ARTCRANK 2013 preview: "Even the ugliest bike is still pretty cool," says Adam Turman
Since being founded in Minneapolis in 2007, ARTCRANK has spread across the country and the world. At first, the show's specific angle -- posters inspired by biking -- might seem like a gimmicky way of capitalizing on the recent resurgence of cycling. But after spending a little time with the artists and organizers who make it happen, it soon becomes clear that the "art" and "crank" of ARTCRANK are linked together by more than just a name.
ARTCRANK bills itself as a "a poster party for bike people." Saturday's event at the Grainbelt Brewery Warehouse will showcase original, limited-edition posters centered on biking in Minneapolis from more than 40 artists, all local and selected out of hundreds of applicants.
Like any good celebration, there will be beer (from Widmer Brothers, with all proceeds benefiting Springboard for the Arts) and grub (food trucks will be onsite). The opening reception looks to top last years' attendance record of over 4,000 fans.
It's sure to be a packed house, but that's nothing new. According to the show's founder, Charles Youel, it's been that way since the first show.
"We expected maybe 50 people to show up," Youel says. "We got 500. I think the only thing we weren't prepared for was that the show would be a success."
Adam Turman was a part of that first crowded event. "The place was hot and sweaty and crazy," he says. "There were TV stations and press outside."

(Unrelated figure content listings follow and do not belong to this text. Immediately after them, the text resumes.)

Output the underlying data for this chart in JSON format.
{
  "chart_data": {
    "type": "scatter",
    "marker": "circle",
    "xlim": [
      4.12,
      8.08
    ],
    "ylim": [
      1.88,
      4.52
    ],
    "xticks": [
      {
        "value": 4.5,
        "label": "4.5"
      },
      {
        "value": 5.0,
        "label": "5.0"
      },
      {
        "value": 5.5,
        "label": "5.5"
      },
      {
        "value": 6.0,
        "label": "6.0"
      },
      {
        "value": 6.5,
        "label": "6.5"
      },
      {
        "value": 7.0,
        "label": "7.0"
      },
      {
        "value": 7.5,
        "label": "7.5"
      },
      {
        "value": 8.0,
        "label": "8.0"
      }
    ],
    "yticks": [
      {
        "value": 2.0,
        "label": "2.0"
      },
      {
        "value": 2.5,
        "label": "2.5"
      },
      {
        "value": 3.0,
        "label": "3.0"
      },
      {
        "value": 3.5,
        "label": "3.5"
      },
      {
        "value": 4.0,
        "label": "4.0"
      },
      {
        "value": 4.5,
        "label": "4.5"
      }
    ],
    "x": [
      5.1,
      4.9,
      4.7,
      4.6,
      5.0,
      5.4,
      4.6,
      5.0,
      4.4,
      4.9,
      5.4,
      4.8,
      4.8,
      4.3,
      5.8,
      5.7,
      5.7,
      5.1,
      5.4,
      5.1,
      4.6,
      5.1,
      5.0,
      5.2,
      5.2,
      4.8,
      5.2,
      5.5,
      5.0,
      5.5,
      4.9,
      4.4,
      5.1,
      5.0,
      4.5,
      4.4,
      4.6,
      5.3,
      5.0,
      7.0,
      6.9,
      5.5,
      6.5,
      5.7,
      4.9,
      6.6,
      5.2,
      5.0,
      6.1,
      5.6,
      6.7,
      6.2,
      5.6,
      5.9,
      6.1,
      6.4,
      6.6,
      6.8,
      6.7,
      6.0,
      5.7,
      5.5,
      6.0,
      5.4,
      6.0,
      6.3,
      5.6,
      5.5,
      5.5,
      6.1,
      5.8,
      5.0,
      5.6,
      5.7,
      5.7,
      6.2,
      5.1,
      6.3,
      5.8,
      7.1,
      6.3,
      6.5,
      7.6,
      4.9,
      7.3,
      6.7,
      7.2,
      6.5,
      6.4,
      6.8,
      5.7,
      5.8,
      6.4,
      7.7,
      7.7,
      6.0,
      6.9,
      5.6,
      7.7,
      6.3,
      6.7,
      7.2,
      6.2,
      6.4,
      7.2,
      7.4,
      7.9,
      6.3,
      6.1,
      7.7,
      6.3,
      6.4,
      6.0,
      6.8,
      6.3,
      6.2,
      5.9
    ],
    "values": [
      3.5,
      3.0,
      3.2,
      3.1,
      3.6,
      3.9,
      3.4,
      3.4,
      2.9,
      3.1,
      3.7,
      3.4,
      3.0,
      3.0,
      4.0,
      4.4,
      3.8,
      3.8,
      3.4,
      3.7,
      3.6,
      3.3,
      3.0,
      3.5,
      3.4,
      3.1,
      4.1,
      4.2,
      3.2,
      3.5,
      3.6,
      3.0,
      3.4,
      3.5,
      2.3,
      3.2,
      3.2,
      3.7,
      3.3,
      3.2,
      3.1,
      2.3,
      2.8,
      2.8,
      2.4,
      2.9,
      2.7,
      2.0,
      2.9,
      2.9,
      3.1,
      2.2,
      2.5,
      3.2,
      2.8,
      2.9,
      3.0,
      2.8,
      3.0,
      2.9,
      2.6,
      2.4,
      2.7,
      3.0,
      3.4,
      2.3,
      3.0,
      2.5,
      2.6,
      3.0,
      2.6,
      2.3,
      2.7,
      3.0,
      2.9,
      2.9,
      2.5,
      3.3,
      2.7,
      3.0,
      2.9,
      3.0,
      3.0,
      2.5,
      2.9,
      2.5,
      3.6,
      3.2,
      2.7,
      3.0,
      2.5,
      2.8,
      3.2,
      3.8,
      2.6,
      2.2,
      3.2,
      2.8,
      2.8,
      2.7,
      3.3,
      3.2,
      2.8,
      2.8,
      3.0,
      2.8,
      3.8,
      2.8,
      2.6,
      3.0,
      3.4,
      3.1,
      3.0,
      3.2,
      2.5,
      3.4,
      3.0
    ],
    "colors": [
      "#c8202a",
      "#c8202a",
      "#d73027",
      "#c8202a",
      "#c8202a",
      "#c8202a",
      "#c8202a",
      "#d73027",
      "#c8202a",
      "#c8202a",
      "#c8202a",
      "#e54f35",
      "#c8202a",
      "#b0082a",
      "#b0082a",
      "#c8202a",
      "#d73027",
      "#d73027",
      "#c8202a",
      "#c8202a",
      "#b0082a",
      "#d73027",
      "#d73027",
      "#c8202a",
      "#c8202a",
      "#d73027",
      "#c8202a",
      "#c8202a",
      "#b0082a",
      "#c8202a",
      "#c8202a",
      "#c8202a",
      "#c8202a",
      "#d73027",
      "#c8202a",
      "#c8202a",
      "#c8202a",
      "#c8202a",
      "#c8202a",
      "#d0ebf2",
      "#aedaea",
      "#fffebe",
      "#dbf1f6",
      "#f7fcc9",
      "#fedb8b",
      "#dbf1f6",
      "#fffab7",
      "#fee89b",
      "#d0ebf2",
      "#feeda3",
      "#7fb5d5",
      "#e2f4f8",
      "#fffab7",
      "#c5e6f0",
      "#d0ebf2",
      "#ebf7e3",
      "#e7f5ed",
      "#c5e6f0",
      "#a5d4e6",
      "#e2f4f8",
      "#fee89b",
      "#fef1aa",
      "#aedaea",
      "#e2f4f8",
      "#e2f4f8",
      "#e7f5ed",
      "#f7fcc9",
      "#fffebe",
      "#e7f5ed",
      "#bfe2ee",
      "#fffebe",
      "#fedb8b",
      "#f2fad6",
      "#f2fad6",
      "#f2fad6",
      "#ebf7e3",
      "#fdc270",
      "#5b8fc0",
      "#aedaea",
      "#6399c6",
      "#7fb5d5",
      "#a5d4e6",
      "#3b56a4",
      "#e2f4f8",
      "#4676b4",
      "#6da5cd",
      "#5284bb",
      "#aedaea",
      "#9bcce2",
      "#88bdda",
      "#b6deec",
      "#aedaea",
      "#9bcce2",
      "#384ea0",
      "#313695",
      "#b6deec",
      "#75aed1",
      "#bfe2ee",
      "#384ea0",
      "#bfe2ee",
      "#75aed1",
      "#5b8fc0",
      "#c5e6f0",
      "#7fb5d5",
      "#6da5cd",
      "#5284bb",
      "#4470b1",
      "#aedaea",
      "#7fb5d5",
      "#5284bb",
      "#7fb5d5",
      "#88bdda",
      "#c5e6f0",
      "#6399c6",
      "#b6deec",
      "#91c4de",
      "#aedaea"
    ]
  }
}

As an illustrator and designer working in the Twin Cities since 2003, Turman's distinctive style of mixing elements of colorful vintage pinup posters with Minnesota influences is ubiquitous around town. He's been making art inspired by bikes since 2005. Since ARTCRANK started, it has become an increasingly prominent part of his repertoire. He's been in every "ARTCRANK MSP" show since the beginning.
When asked about the growing popularity of ARTCRANK, Turman acknowledges the role of the media ("bicycles are kinda big right now") and passing trends like the Minneapolis "rivalry" with Portland, but he also points out something that's been clear to everyone involved all along: Bikes and people who ride them just tend to be pretty cool.
"People who ride bikes -- at least in my experience -- are into art, they're into culture, and they're into beer," he says. "Art and bikes, a bike being a piece of art itself, these things kind of go hand in hand. Even the ugliest bike is still pretty cool."
|ARTCRANK MSP 2013 poster, Always Take the High Road|
And just as art can be inspired by bikes, in turn bikes can imitate art. Amy Jo Hendrickson is a graphic designer and screenprinter who runs a storefront studio, Who Made Who, in northeast Minneapolis. Her style is that of a punk-rock engraver, and her dark-yet-whimsical posters showcase gigs all over the Twin Cities.
She's been an ARTCRANK vet for six years, and gets around on a stylish set of wheels.
"I have an aqua blue Electra Superdeluxe Cruiser that people like to say match my posters," Hendrickson says.
Getting around this way does more for her art than simply fitting in with their aesthetic. Hendrickson sees it almost as a part of the creative process.
"There's a freedom with riding a bike that's very similar to making artwork," she says. "You choose different directions when you travel by bicycle, which allows you to see your surroundings differently. Not to mention all that fresh air clears your head and stimulates great ideas."